The role will be part of a diverse team of Risk & Control Advisors and analysts to support addressing requests, questions and queries associated with Projects, Programs, Operational requests and periodic refresh of risk perspective for applications and services.
Being part of larger Risk Advisory team, the role also requires driving initiatives that improves the overall speed, quality and efficiency towards Risk management policies and processes and develop the team for the future with better LOD 2 capabilities in Risk Advisory with relevant LOD1 activities embedded mostly with IT Engineering and ITSO.
The accountabilities of the role include:
Understands IRM and IT Services/Platforms to drive Integrated Risk Assessments.
Be a “trusted advisor” providing risk advisory on IT risks, Findings, new technologies or other business requests.
Ensure risks are documented, classified and addressed with appropriate action as per the IRM standards.
Support in development of tooling to support IRM processes and ensuring this is fit for purpose.
Active participation in driving awareness of Information security related issues and risks with Business/Business IT Teams.
Own IRM’s risk reporting provided mostly via Power BI
Below is the dimension of the role:
Demonstrate understanding of risk management skills.
Influence on the deployment of majority of new technologies and key platforms, essential to develop the future of Shell’s IT landscape in a secure and reliable manner.

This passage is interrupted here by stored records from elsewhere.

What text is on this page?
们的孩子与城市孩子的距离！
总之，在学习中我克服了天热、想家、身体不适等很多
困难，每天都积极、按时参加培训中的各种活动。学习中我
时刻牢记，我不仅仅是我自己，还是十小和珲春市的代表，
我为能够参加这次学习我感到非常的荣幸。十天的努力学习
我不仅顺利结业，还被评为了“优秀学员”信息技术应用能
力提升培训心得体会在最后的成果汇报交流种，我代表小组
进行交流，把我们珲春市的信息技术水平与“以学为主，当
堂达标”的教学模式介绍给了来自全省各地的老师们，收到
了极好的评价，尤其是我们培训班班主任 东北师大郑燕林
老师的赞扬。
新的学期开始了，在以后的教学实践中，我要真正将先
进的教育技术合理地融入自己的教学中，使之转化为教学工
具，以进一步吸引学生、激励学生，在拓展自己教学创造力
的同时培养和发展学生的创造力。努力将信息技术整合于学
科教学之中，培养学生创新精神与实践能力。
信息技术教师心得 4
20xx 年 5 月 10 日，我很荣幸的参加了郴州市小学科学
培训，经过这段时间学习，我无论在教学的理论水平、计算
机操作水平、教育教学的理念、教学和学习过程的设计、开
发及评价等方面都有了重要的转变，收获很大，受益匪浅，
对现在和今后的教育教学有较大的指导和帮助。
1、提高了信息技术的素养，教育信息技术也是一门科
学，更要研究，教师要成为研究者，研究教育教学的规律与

Interfaces with wide set of stakeholders in IT: Portfolio Managers, ITM, Business IRM, SOM, IT Engineering – S&C and internal IRM teams.
Key Hard Skills Required:
Overall 5 – 8 years of experience in IT
Experience in IRM or security functions, preferably aligned with control framework best practices and risk management.
Demonstrated understanding of, and experience with Information Risk Management, IRM processes, the IRM portfolio, the Business (IT) Controls Framework and project delivery.
Good understanding of internal and external IT security standards, and relevant legal compliance aspects.
Understanding of and experiences with the impact of IRM on IT Services/Platforms, application development and data lifecycle.
The ability to balance IRM needs and standards considering risk and affordability to the Business as well as business impact.
Skilled at working effectively with cross functional teams in a matrix organization.
PowerBI developer skills are preferred
Key Soft Skills Required:
Customer first mindset, Excellent communication and influencing skills.
Proven analytical and problem-solving skills.
Be pro-active and self-motivated.
Display Ability and eagerness to quickly learn new technologies.
‘Reskilling Opportunity - Candidates who do not yet have all prerequisite skills as described in this job description can apply for this role and may be considered on the basis that they have relevant adjacent skills and will complete a reskilling programme to acquire the prerequisite skills.’